Just now, needing a fresh copy of said tool for some web tweaks — I’d lost mine somewhere, and don’t do much web layout work anymore — I discovered Pascal’s new pursuit is an inventive collective-band type thing called Balthrop, Alabama that includes, among others, his sister as well (sometimes) former members of Rainer Maria. From an April notice in the New Yorker, of all things:
April 18: Balthrop, Alabama is an expansive local folk-rock collective led by the singer, songwriter, and guitarist Pascal Balthrop and his sister Lauren, a vocalist and keyboardist.
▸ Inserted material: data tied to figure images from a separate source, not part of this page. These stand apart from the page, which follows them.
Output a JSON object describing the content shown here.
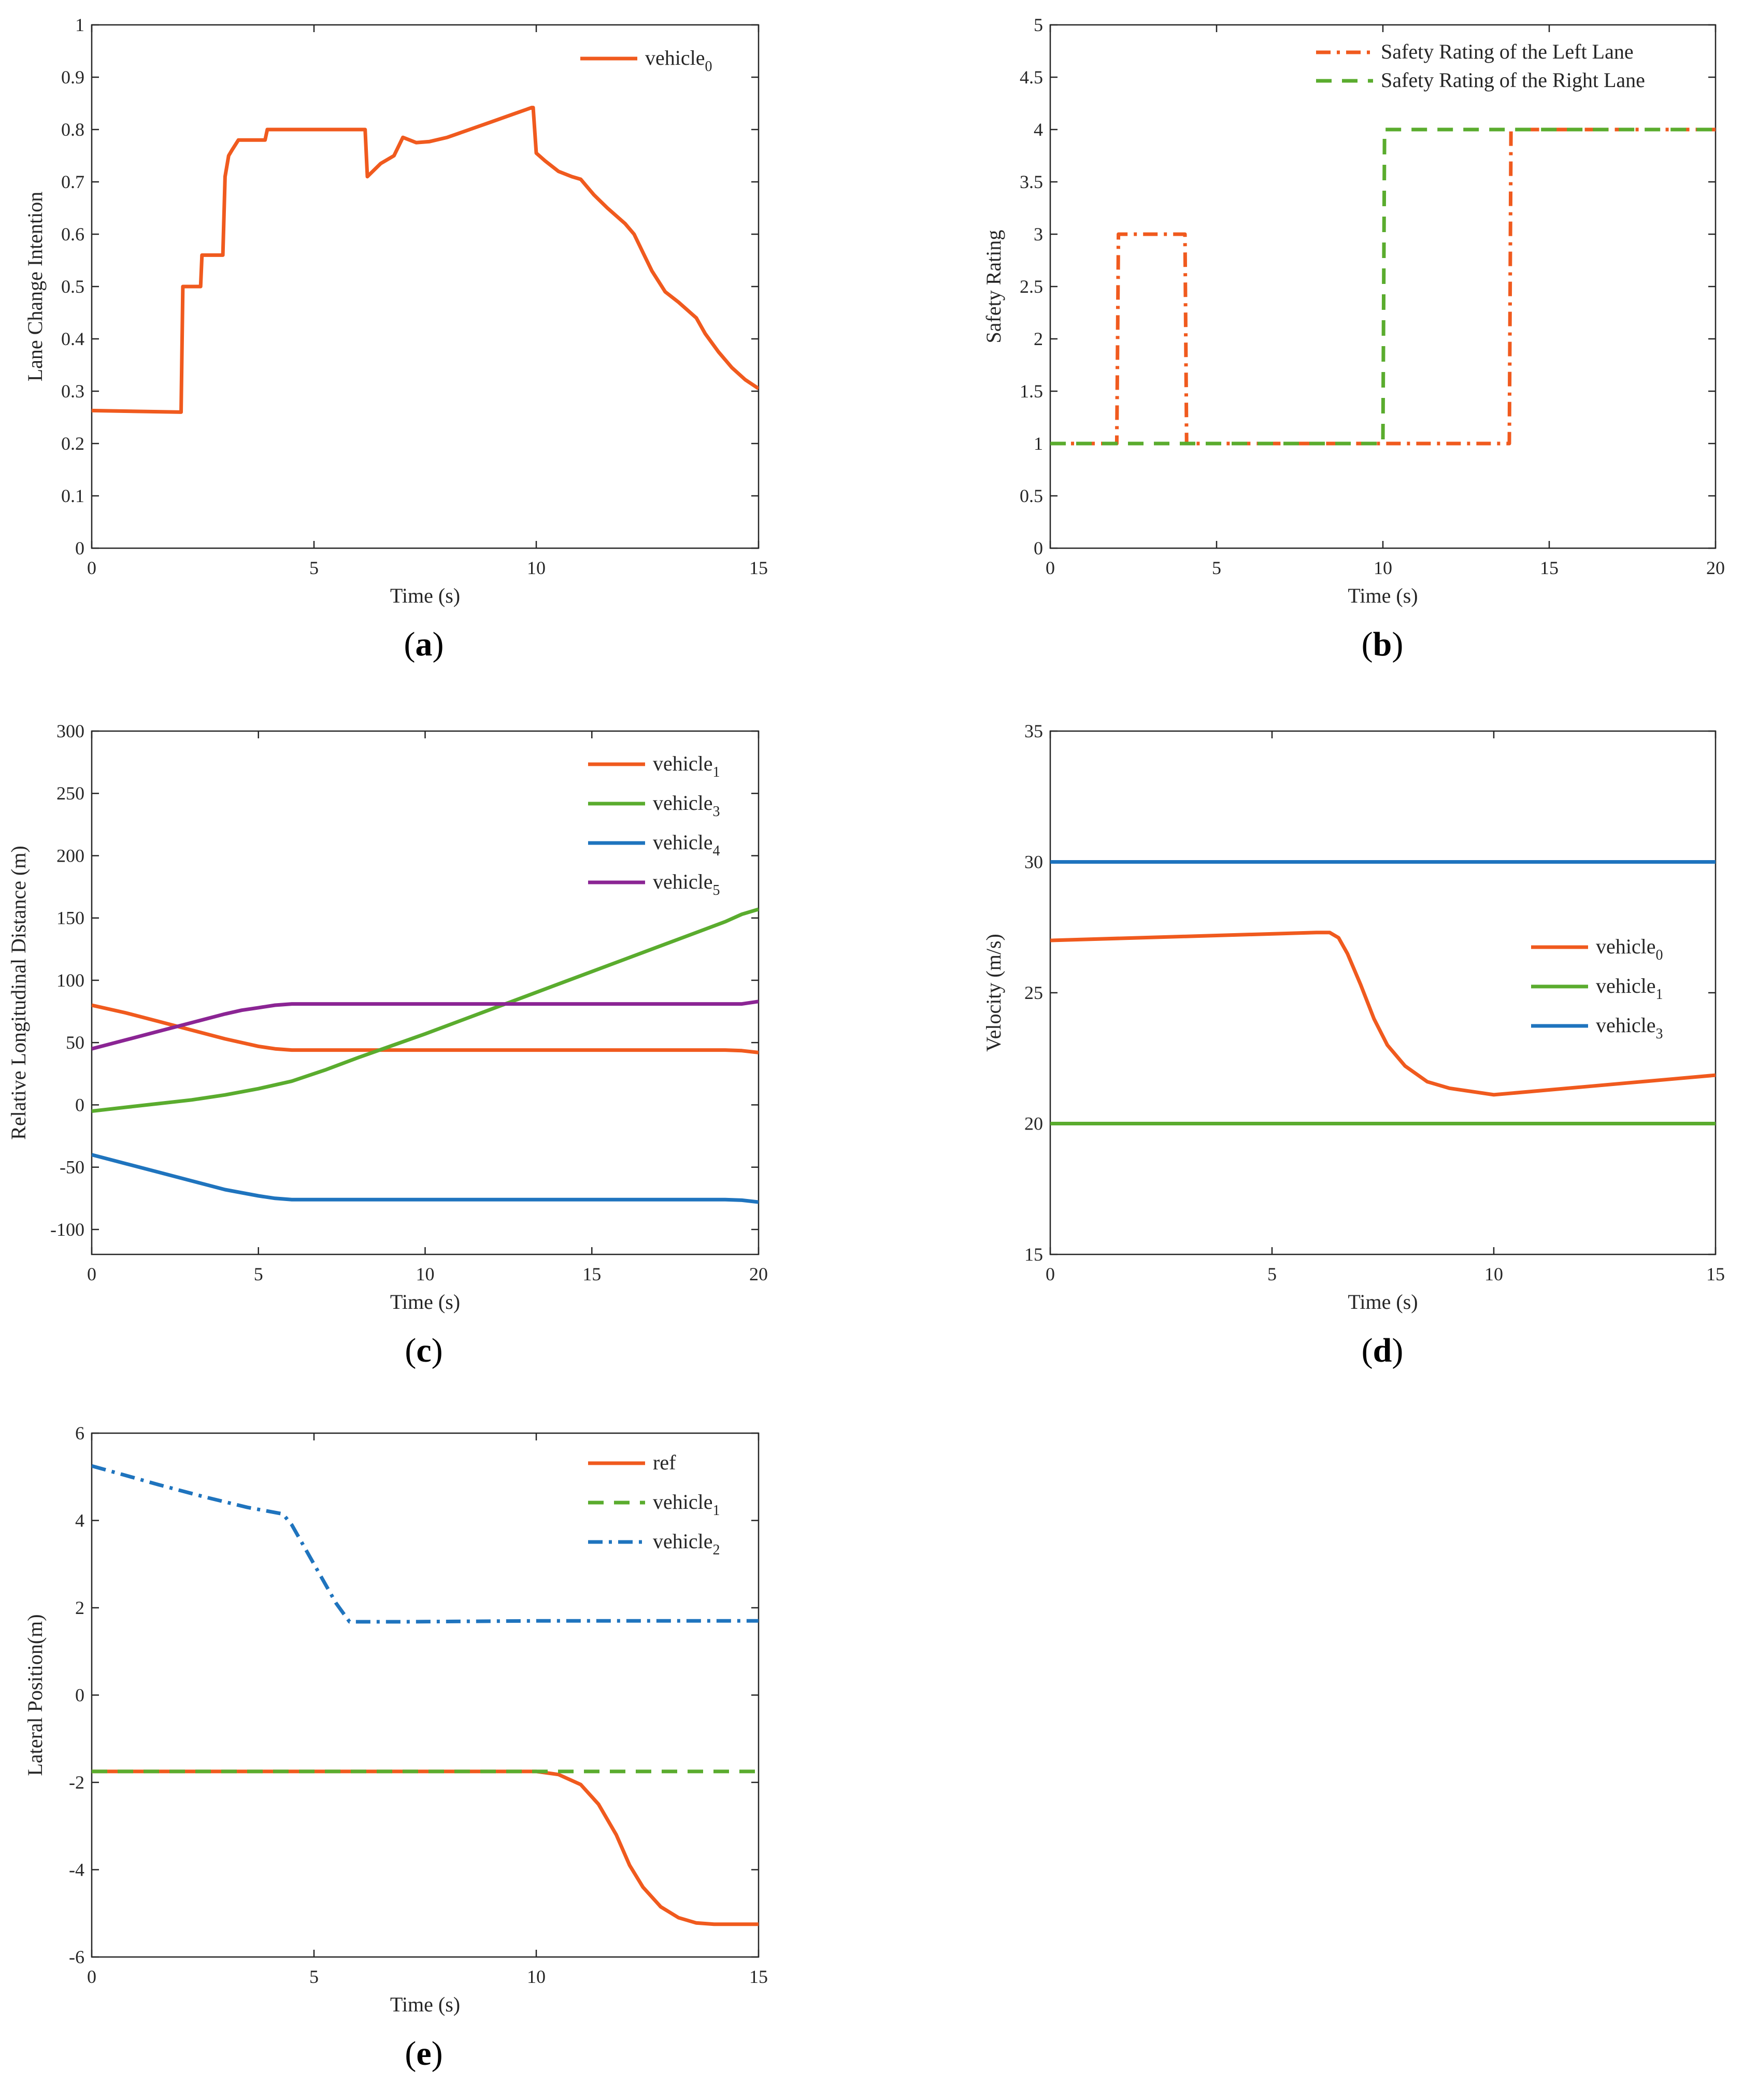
{
  "colors": {
    "orange": "#f05a1e",
    "green": "#5aac2e",
    "blue": "#1f74be",
    "purple": "#8b2594",
    "axis": "#262626"
  },
  "chart_data": [
    {
      "id": "a",
      "caption": "a",
      "type": "line",
      "xlabel": "Time (s)",
      "ylabel": "Lane Change Intention",
      "xlim": [
        0,
        15
      ],
      "ylim": [
        0,
        1
      ],
      "xticks": [
        0,
        5,
        10,
        15
      ],
      "yticks": [
        0,
        0.1,
        0.2,
        0.3,
        0.4,
        0.5,
        0.6,
        0.7,
        0.8,
        0.9,
        1
      ],
      "legend_position": "top-right",
      "series": [
        {
          "name": "vehicle",
          "sub": "0",
          "color": "orange",
          "dash": "solid",
          "x": [
            0,
            2,
            2.01,
            2.05,
            2.45,
            2.48,
            2.95,
            3.0,
            3.08,
            3.15,
            3.3,
            3.4,
            3.9,
            3.95,
            4.5,
            6.1,
            6.15,
            6.2,
            6.5,
            6.8,
            7.0,
            7.3,
            7.6,
            8.0,
            8.5,
            9.0,
            9.5,
            9.9,
            9.93,
            10.0,
            10.2,
            10.5,
            10.8,
            11.0,
            11.3,
            11.6,
            12.0,
            12.2,
            12.4,
            12.6,
            12.9,
            13.2,
            13.6,
            13.8,
            14.1,
            14.4,
            14.7,
            15.0
          ],
          "y": [
            0.263,
            0.26,
            0.26,
            0.5,
            0.5,
            0.56,
            0.56,
            0.71,
            0.75,
            0.76,
            0.78,
            0.78,
            0.78,
            0.8,
            0.8,
            0.8,
            0.8,
            0.71,
            0.735,
            0.75,
            0.785,
            0.775,
            0.777,
            0.785,
            0.8,
            0.815,
            0.83,
            0.842,
            0.842,
            0.755,
            0.74,
            0.72,
            0.71,
            0.705,
            0.675,
            0.65,
            0.62,
            0.6,
            0.565,
            0.53,
            0.49,
            0.47,
            0.44,
            0.41,
            0.375,
            0.345,
            0.322,
            0.305
          ]
        }
      ]
    },
    {
      "id": "b",
      "caption": "b",
      "type": "line",
      "xlabel": "Time (s)",
      "ylabel": "Safety Rating",
      "xlim": [
        0,
        20
      ],
      "ylim": [
        0,
        5
      ],
      "xticks": [
        0,
        5,
        10,
        15,
        20
      ],
      "yticks": [
        0,
        0.5,
        1,
        1.5,
        2,
        2.5,
        3,
        3.5,
        4,
        4.5,
        5
      ],
      "legend_position": "top-right",
      "series": [
        {
          "name": "Safety Rating of the Left Lane",
          "sub": "",
          "color": "orange",
          "dash": "dashdot",
          "x": [
            0,
            2.0,
            2.05,
            4.05,
            4.1,
            13.8,
            13.85,
            20
          ],
          "y": [
            1,
            1,
            3,
            3,
            1,
            1,
            4,
            4
          ]
        },
        {
          "name": "Safety Rating of the Right Lane",
          "sub": "",
          "color": "green",
          "dash": "dashed",
          "x": [
            0,
            10.0,
            10.05,
            20
          ],
          "y": [
            1,
            1,
            4,
            4
          ]
        }
      ]
    },
    {
      "id": "c",
      "caption": "c",
      "type": "line",
      "xlabel": "Time (s)",
      "ylabel": "Relative Longitudinal Distance (m)",
      "xlim": [
        0,
        20
      ],
      "ylim": [
        -120,
        300
      ],
      "xticks": [
        0,
        5,
        10,
        15,
        20
      ],
      "yticks": [
        -100,
        -50,
        0,
        50,
        100,
        150,
        200,
        250,
        300
      ],
      "legend_position": "top-right",
      "series": [
        {
          "name": "vehicle",
          "sub": "1",
          "color": "orange",
          "dash": "solid",
          "x": [
            0,
            1,
            2,
            3,
            4,
            5,
            5.5,
            6,
            7,
            10,
            15,
            19,
            19.5,
            20
          ],
          "y": [
            80,
            74,
            67,
            60,
            53,
            47,
            45,
            44,
            44,
            44,
            44,
            44,
            43.5,
            42
          ]
        },
        {
          "name": "vehicle",
          "sub": "3",
          "color": "green",
          "dash": "solid",
          "x": [
            0,
            1,
            2,
            3,
            4,
            5,
            6,
            7,
            8,
            10,
            12,
            14,
            16,
            18,
            19,
            19.5,
            20
          ],
          "y": [
            -5,
            -2,
            1,
            4,
            8,
            13,
            19,
            28,
            38,
            57,
            77,
            97,
            117,
            137,
            147,
            153,
            157
          ]
        },
        {
          "name": "vehicle",
          "sub": "4",
          "color": "blue",
          "dash": "solid",
          "x": [
            0,
            1,
            2,
            3,
            4,
            5,
            5.5,
            6,
            7,
            10,
            15,
            19,
            19.5,
            20
          ],
          "y": [
            -40,
            -47,
            -54,
            -61,
            -68,
            -73,
            -75,
            -76,
            -76,
            -76,
            -76,
            -76,
            -76.5,
            -78
          ]
        },
        {
          "name": "vehicle",
          "sub": "5",
          "color": "purple",
          "dash": "solid",
          "x": [
            0,
            1,
            2,
            3,
            4,
            4.5,
            5,
            5.5,
            6,
            7,
            10,
            15,
            19.5,
            20
          ],
          "y": [
            45,
            52,
            59,
            66,
            73,
            76,
            78,
            80,
            81,
            81,
            81,
            81,
            81,
            83
          ]
        }
      ]
    },
    {
      "id": "d",
      "caption": "d",
      "type": "line",
      "xlabel": "Time (s)",
      "ylabel": "Velocity (m/s)",
      "xlim": [
        0,
        15
      ],
      "ylim": [
        15,
        35
      ],
      "xticks": [
        0,
        5,
        10,
        15
      ],
      "yticks": [
        15,
        20,
        25,
        30,
        35
      ],
      "legend_position": "right",
      "series": [
        {
          "name": "vehicle",
          "sub": "0",
          "color": "orange",
          "dash": "solid",
          "x": [
            0,
            3,
            6.0,
            6.3,
            6.5,
            6.7,
            7.0,
            7.3,
            7.6,
            8.0,
            8.5,
            9.0,
            10.0,
            11,
            12,
            13,
            14,
            15
          ],
          "y": [
            27,
            27.15,
            27.3,
            27.3,
            27.1,
            26.5,
            25.3,
            24.0,
            23.0,
            22.2,
            21.6,
            21.35,
            21.1,
            21.25,
            21.4,
            21.55,
            21.7,
            21.85
          ]
        },
        {
          "name": "vehicle",
          "sub": "1",
          "color": "green",
          "dash": "solid",
          "x": [
            0,
            15
          ],
          "y": [
            20,
            20
          ]
        },
        {
          "name": "vehicle",
          "sub": "3",
          "color": "blue",
          "dash": "solid",
          "x": [
            0,
            15
          ],
          "y": [
            30,
            30
          ]
        }
      ]
    },
    {
      "id": "e",
      "caption": "e",
      "type": "line",
      "xlabel": "Time (s)",
      "ylabel": "Lateral Position(m)",
      "xlim": [
        0,
        15
      ],
      "ylim": [
        -6,
        6
      ],
      "xticks": [
        0,
        5,
        10,
        15
      ],
      "yticks": [
        -6,
        -4,
        -2,
        0,
        2,
        4,
        6
      ],
      "legend_position": "top-right",
      "series": [
        {
          "name": "ref",
          "sub": "",
          "color": "orange",
          "dash": "solid",
          "x": [
            0,
            5,
            10,
            10.5,
            11,
            11.4,
            11.8,
            12.1,
            12.4,
            12.8,
            13.2,
            13.6,
            14.0,
            14.5,
            15.0
          ],
          "y": [
            -1.75,
            -1.75,
            -1.75,
            -1.82,
            -2.05,
            -2.5,
            -3.2,
            -3.9,
            -4.4,
            -4.85,
            -5.1,
            -5.22,
            -5.25,
            -5.25,
            -5.25
          ]
        },
        {
          "name": "vehicle",
          "sub": "1",
          "color": "green",
          "dash": "dashed",
          "x": [
            0,
            15
          ],
          "y": [
            -1.75,
            -1.75
          ]
        },
        {
          "name": "vehicle",
          "sub": "2",
          "color": "blue",
          "dash": "dashdot",
          "x": [
            0,
            0.7,
            1.5,
            2.5,
            3.5,
            4.3,
            4.5,
            5.0,
            5.5,
            5.8,
            7,
            10,
            13,
            15
          ],
          "y": [
            5.25,
            5.05,
            4.82,
            4.55,
            4.3,
            4.15,
            3.9,
            3.0,
            2.1,
            1.68,
            1.68,
            1.7,
            1.7,
            1.7
          ]
        }
      ]
    }
  ]
}
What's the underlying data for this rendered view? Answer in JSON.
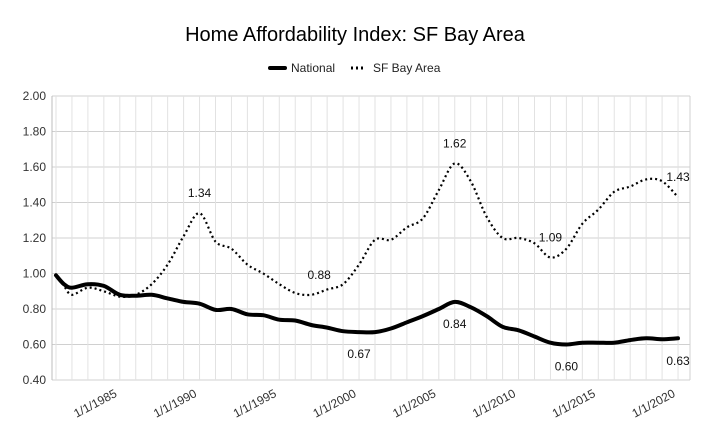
{
  "chart_data": {
    "type": "line",
    "title": "Home Affordability Index: SF Bay Area",
    "xlabel": "",
    "ylabel": "",
    "ylim": [
      0.4,
      2.0
    ],
    "yticks": [
      "0.40",
      "0.60",
      "0.80",
      "1.00",
      "1.20",
      "1.40",
      "1.60",
      "1.80",
      "2.00"
    ],
    "xlim": [
      1980.75,
      2020.75
    ],
    "xticks": [
      {
        "year": 1985,
        "label": "1/1/1985"
      },
      {
        "year": 1990,
        "label": "1/1/1990"
      },
      {
        "year": 1995,
        "label": "1/1/1995"
      },
      {
        "year": 2000,
        "label": "1/1/2000"
      },
      {
        "year": 2005,
        "label": "1/1/2005"
      },
      {
        "year": 2010,
        "label": "1/1/2010"
      },
      {
        "year": 2015,
        "label": "1/1/2015"
      },
      {
        "year": 2020,
        "label": "1/1/2020"
      }
    ],
    "legend": {
      "placement": "top-center"
    },
    "series": [
      {
        "name": "National",
        "style": "solid",
        "color": "#000000",
        "points": [
          [
            1981.0,
            0.99
          ],
          [
            1981.5,
            0.94
          ],
          [
            1982.0,
            0.92
          ],
          [
            1983.0,
            0.94
          ],
          [
            1984.0,
            0.93
          ],
          [
            1985.0,
            0.88
          ],
          [
            1986.0,
            0.875
          ],
          [
            1987.0,
            0.88
          ],
          [
            1988.0,
            0.86
          ],
          [
            1989.0,
            0.84
          ],
          [
            1990.0,
            0.83
          ],
          [
            1991.0,
            0.795
          ],
          [
            1992.0,
            0.8
          ],
          [
            1993.0,
            0.77
          ],
          [
            1994.0,
            0.765
          ],
          [
            1995.0,
            0.74
          ],
          [
            1996.0,
            0.735
          ],
          [
            1997.0,
            0.71
          ],
          [
            1998.0,
            0.695
          ],
          [
            1999.0,
            0.675
          ],
          [
            2000.0,
            0.67
          ],
          [
            2001.0,
            0.67
          ],
          [
            2002.0,
            0.69
          ],
          [
            2003.0,
            0.725
          ],
          [
            2004.0,
            0.76
          ],
          [
            2005.0,
            0.8
          ],
          [
            2006.0,
            0.84
          ],
          [
            2007.0,
            0.81
          ],
          [
            2008.0,
            0.76
          ],
          [
            2009.0,
            0.7
          ],
          [
            2010.0,
            0.68
          ],
          [
            2011.0,
            0.645
          ],
          [
            2012.0,
            0.61
          ],
          [
            2013.0,
            0.6
          ],
          [
            2014.0,
            0.61
          ],
          [
            2015.0,
            0.61
          ],
          [
            2016.0,
            0.61
          ],
          [
            2017.0,
            0.625
          ],
          [
            2018.0,
            0.635
          ],
          [
            2019.0,
            0.63
          ],
          [
            2020.0,
            0.635
          ]
        ]
      },
      {
        "name": "SF Bay Area",
        "style": "dotted",
        "color": "#000000",
        "points": [
          [
            1981.0,
            0.99
          ],
          [
            1981.5,
            0.93
          ],
          [
            1982.0,
            0.88
          ],
          [
            1983.0,
            0.92
          ],
          [
            1984.0,
            0.9
          ],
          [
            1985.0,
            0.87
          ],
          [
            1986.0,
            0.88
          ],
          [
            1987.0,
            0.94
          ],
          [
            1988.0,
            1.05
          ],
          [
            1989.0,
            1.21
          ],
          [
            1990.0,
            1.34
          ],
          [
            1991.0,
            1.18
          ],
          [
            1992.0,
            1.14
          ],
          [
            1993.0,
            1.05
          ],
          [
            1994.0,
            1.0
          ],
          [
            1995.0,
            0.94
          ],
          [
            1996.0,
            0.89
          ],
          [
            1997.0,
            0.88
          ],
          [
            1998.0,
            0.91
          ],
          [
            1999.0,
            0.94
          ],
          [
            2000.0,
            1.05
          ],
          [
            2001.0,
            1.19
          ],
          [
            2002.0,
            1.19
          ],
          [
            2003.0,
            1.26
          ],
          [
            2004.0,
            1.31
          ],
          [
            2005.0,
            1.47
          ],
          [
            2006.0,
            1.62
          ],
          [
            2007.0,
            1.52
          ],
          [
            2008.0,
            1.32
          ],
          [
            2009.0,
            1.2
          ],
          [
            2010.0,
            1.2
          ],
          [
            2011.0,
            1.17
          ],
          [
            2012.0,
            1.09
          ],
          [
            2013.0,
            1.14
          ],
          [
            2014.0,
            1.28
          ],
          [
            2015.0,
            1.36
          ],
          [
            2016.0,
            1.46
          ],
          [
            2017.0,
            1.49
          ],
          [
            2018.0,
            1.53
          ],
          [
            2019.0,
            1.52
          ],
          [
            2020.0,
            1.43
          ]
        ]
      }
    ],
    "annotations": [
      {
        "series": "SF Bay Area",
        "x": 1990.0,
        "y": 1.34,
        "label": "1.34",
        "position": "above"
      },
      {
        "series": "SF Bay Area",
        "x": 1997.5,
        "y": 0.88,
        "label": "0.88",
        "position": "above"
      },
      {
        "series": "SF Bay Area",
        "x": 2006.0,
        "y": 1.62,
        "label": "1.62",
        "position": "above"
      },
      {
        "series": "SF Bay Area",
        "x": 2012.0,
        "y": 1.09,
        "label": "1.09",
        "position": "above"
      },
      {
        "series": "SF Bay Area",
        "x": 2020.0,
        "y": 1.43,
        "label": "1.43",
        "position": "above"
      },
      {
        "series": "National",
        "x": 2000.0,
        "y": 0.67,
        "label": "0.67",
        "position": "below"
      },
      {
        "series": "National",
        "x": 2006.0,
        "y": 0.84,
        "label": "0.84",
        "position": "below"
      },
      {
        "series": "National",
        "x": 2013.0,
        "y": 0.6,
        "label": "0.60",
        "position": "below"
      },
      {
        "series": "National",
        "x": 2020.0,
        "y": 0.63,
        "label": "0.63",
        "position": "below"
      }
    ]
  }
}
They grew up singing gospel and pop tunes with their family in Mobile, Alabama, and now the pair and their band play paeans to the lovelorn and the droll. The group, whose name is meant to conjure a fictional town in the heart of Dixie (the band members go by aliases), released an impressive début double album, “Your Big Plans & Our Little Town.” Tonight the “townspeople,” including Kyle Fischer, formerly of Rainer Maria, on lap-steel guitar, turn out for a full-blown hootenanny. The group will be accompanied by the artist Michael Arthur, who will be drawing spontaneous ink-based interpretations of the songs. The drawings will be projected onto a screen behind the stage, in the tradition of a “chalk talk,” a lightning-fast drawing act from the days of vaudeville—practiced by such comic-strip luminaries as Winsor McKay (“Little Nemo in Slumberland”)—that was a precursor to animation. The singer Caithlin De Marrais, also formerly of Rainer Maria, opens.
Amusingly, the video (on their web site) for “God Loves My Country” is that same artist drawing as the song is sung, though it’s sped up a bit, so I imagine it captures a bit of the April show’s bizarre fun. Recommended.